Je pense que ce qui est le plus important, c’est surtout le résultat collectif. Je ne suis pas de ceux qui défendraient le chant choral au détriment d’une équipe de football, par exemple. Sur le plan de la recherche d’un objectif collectif, je trouve que la chorale, l’orchestre ou l’équipe sont sur un même pied. En ce qui concerne plus spécifiquement la musique, il s’ajoute une rigueur, une discipline, mais qui peut aussi trouver son équivalent dans le sport ou la danse. Enfin, l’intérêt supérieur que je trouve en musique, c’est qu’elle est aussi une machine à voyager dans l’espace (géographique) et le temps (historique). Et il y a encore des aspects philosophiques, sociologiques, parce que la musique a un contenu. Alors, au contraire de tous les ministères de l’éducation de la planète, ou du moins du nôtre, je mettrais au cœur du programme régulier les deux éléments qui sont les plus universels, soit la musique et l’histoire. De plus, je trouve louable que l’on veuille redonner de la place au sport, il n’y en a clairement pas assez, mais je pense que du même souffle on devrait faire plus de place à la danse. C’est aussi du sport, avec de la musique! Pour moi, un étudiant qui a accès à des cours de musique vient d’augmenter par définition sa compréhension du monde, de l’histoire, du temps, de la géographie et sa capacité de rigueur et de discipline; de plus, il a le loisir d’obtenir des résultats véritables au travail qu’il entreprend.

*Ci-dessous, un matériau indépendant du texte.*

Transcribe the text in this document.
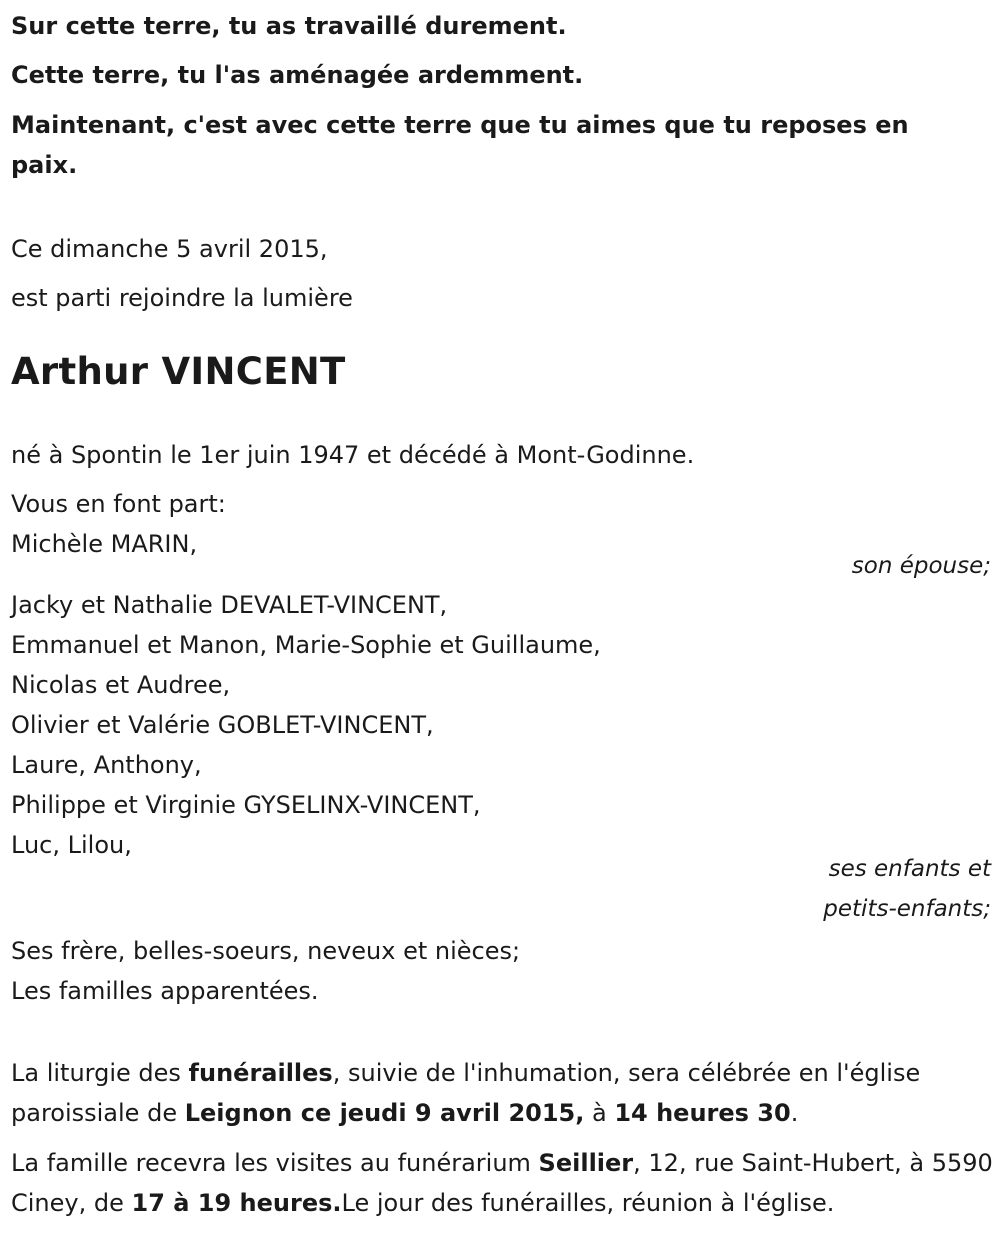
Sur cette terre, tu as travaillé durement.

Cette terre, tu l'as aménagée ardemment.

Maintenant, c'est avec cette terre que tu aimes que tu reposes en paix.

Ce dimanche 5 avril 2015,

est parti rejoindre la lumière

Arthur VINCENT

né à Spontin le 1er juin 1947 et décédé à Mont-Godinne.

Vous en font part:

Michèle MARIN,

son épouse;

Jacky et Nathalie DEVALET-VINCENT,

Emmanuel et Manon, Marie-Sophie et Guillaume,

Nicolas et Audree,

Olivier et Valérie GOBLET-VINCENT,

Laure, Anthony,

Philippe et Virginie GYSELINX-VINCENT,

Luc, Lilou,

ses enfants et

petits-enfants;

Ses frère, belles-soeurs, neveux et nièces;

Les familles apparentées.

La liturgie des funérailles, suivie de l'inhumation, sera célébrée en l'église paroissiale de Leignon ce jeudi 9 avril 2015, à 14 heures 30.

La famille recevra les visites au funérarium Seillier, 12, rue Saint-Hubert, à 5590 Ciney, de 17 à 19 heures.Le jour des funérailles, réunion à l'église.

Combien comptez-vous accueillir d’étudiants?

Je ne peux pas concevoir qu’il y ait 35 étudiants par classe, alors j’ai conçu un programme pour les trois cycles du primaire avec 25 étudiants par classe, en considérant qu’il y a deux classes par niveau, l’une pour les garçons, l’autre pour les filles.

Pourquoi cette séparation?

Je ne prétends pas détenir «la vérité», mais lorsque je nous écoute, nous les adultes, il me semble que je nous entends souvent dire que les gars et les filles, ce n’est pas tout à fait pareil. On dit souvent que les filles sont plus mûres en comparaison des garçons du même âge; souvent les petites filles de 12 ans ont l’air de jeunes femmes, tandis que les garçons de 12 ans ont l’air de... garçons de 12 ans. Je ne tiens pas du tout à prétendre que d’autres théories sur ce sujet sont fausses, mais j’enseigne le chant choral à des garçons et des filles depuis 20 ans et je sais que l’on peut obtenir des choses extraordinaires de l’un comme de l’autre, mais pas de la même façon. Ce n’est pas la même dynamique, alors je ne vois pas pourquoi on devrait les mettre ensemble, c’est tout.

En ce qui vous concerne, on connaît bien votre cheminement depuis l’âge de 9 ans dans l’univers choral, mais on sait moins que vous avez aussi, et très jeune, étudié le piano.

J’ai débuté l’étude du piano à 7 ans avec un professeur extraordinaire qui s’appelait Sœur Simone Martin, puis j’ai eu la chance d’avoir Yvonne Hubert comme professeur et je suis ensuite allé étudier avec Marc Durand jusqu’à la fin de mon adolescence. J’ai gagné de nombreux premiers prix dans des concours. J’ai joué avec différents orchestres, à Winnipeg, Laval, Lanaudière...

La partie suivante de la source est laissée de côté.